No News Agency examines the boundaries between facts and interpretations, conventional media narratives and personal history. Through an interdisciplinary approach, the work subversively presents the concept of a global news agency. Yes. Institutions always claim objectivity and universality. It seems that far too often we receive information filtered through political and economic power.

 Through video art, installation, ready-made, and performance, Adriana Trujillo connects two border spaces: Tijuana and San Diego (Mexico–USA) and Banja Luka in the Republika Srpska (BiH–EU), illuminating the personal and collective dimensions of migration, identity, and geopolitical tensions. Exploring emotional and physical borders, *No News Agency* sheds light on parallel realities of southern European borders, such as Bosnia and Herzegovina, and the southern US border in Tijuana. Adriana Trujillo applies an autoethnographic approach to deconstruct the mechanisms through which the media constructs representations of the “Other.” This approach makes visible the ways in which global narratives shape our understanding of marginalized identities—whether refugees, migrants, or inhabitants of post-conflict regions. Through this analysis, Trujillo shows how media representations become powerful instruments in the production of political and social distance, often shaping perceptions that serve to legitimize hegemonic structures of power.
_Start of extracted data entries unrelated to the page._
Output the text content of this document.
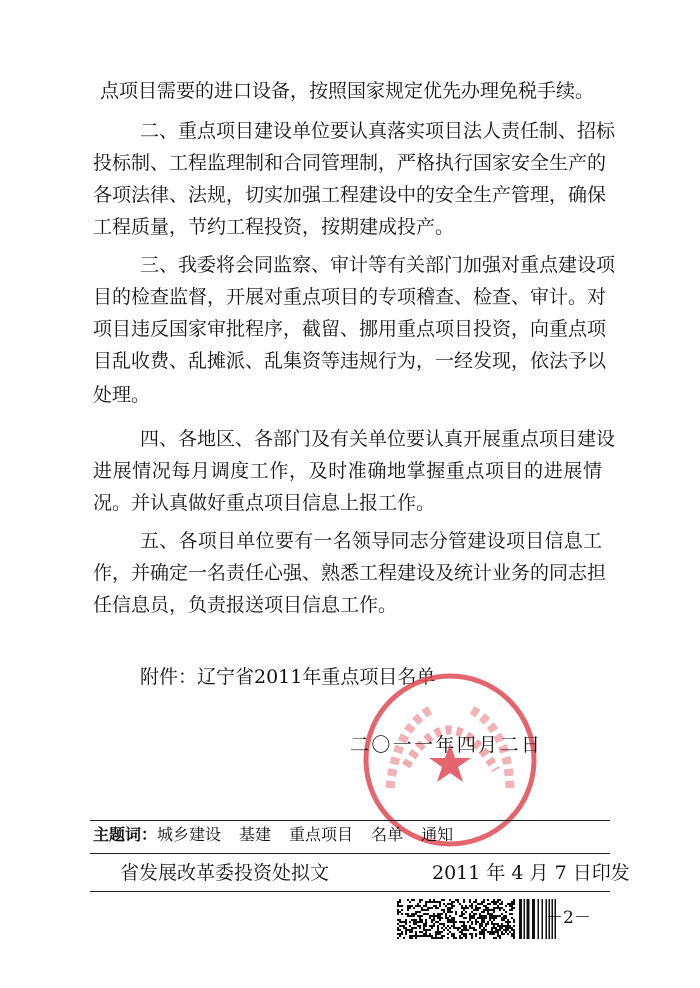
点项目需要的进口设备，按照国家规定优先办理免税手续。
二、重点项目建设单位要认真落实项目法人责任制、招标
投标制、工程监理制和合同管理制，严格执行国家安全生产的
各项法律、法规，切实加强工程建设中的安全生产管理，确保
工程质量，节约工程投资，按期建成投产。
三、我委将会同监察、审计等有关部门加强对重点建设项
目的检查监督，开展对重点项目的专项稽查、检查、审计。对
项目违反国家审批程序，截留、挪用重点项目投资，向重点项
目乱收费、乱摊派、乱集资等违规行为，一经发现，依法予以
处理。
四、各地区、各部门及有关单位要认真开展重点项目建设
进展情况每月调度工作，及时准确地掌握重点项目的进展情
况。并认真做好重点项目信息上报工作。
五、各项目单位要有一名领导同志分管建设项目信息工
作，并确定一名责任心强、熟悉工程建设及统计业务的同志担
任信息员，负责报送项目信息工作。
附件：辽宁省2011年重点项目名单
二〇一一年四月二日
主题词：城乡建设 基建 重点项目 名单 通知
省发展改革委投资处拟文	2011 年 4 月 7 日印发
－2－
 The decolonial approach adopted by *No News Agency* focuses on understanding and dismantling entrenched stereotypes and deconstructing dominant narratives, opening space for alternative perspectives. By merging geopolitics and emotion, and questioning the boundaries between social critique and personal poetics, it highlights the interaction between macrostructures of power and microrealities of the individual. *No News Agency* encourages us to confront our own unconscious participation in the creation of borders, reminding us that we may, above all, be confined within the frameworks of our own illusions of a free world.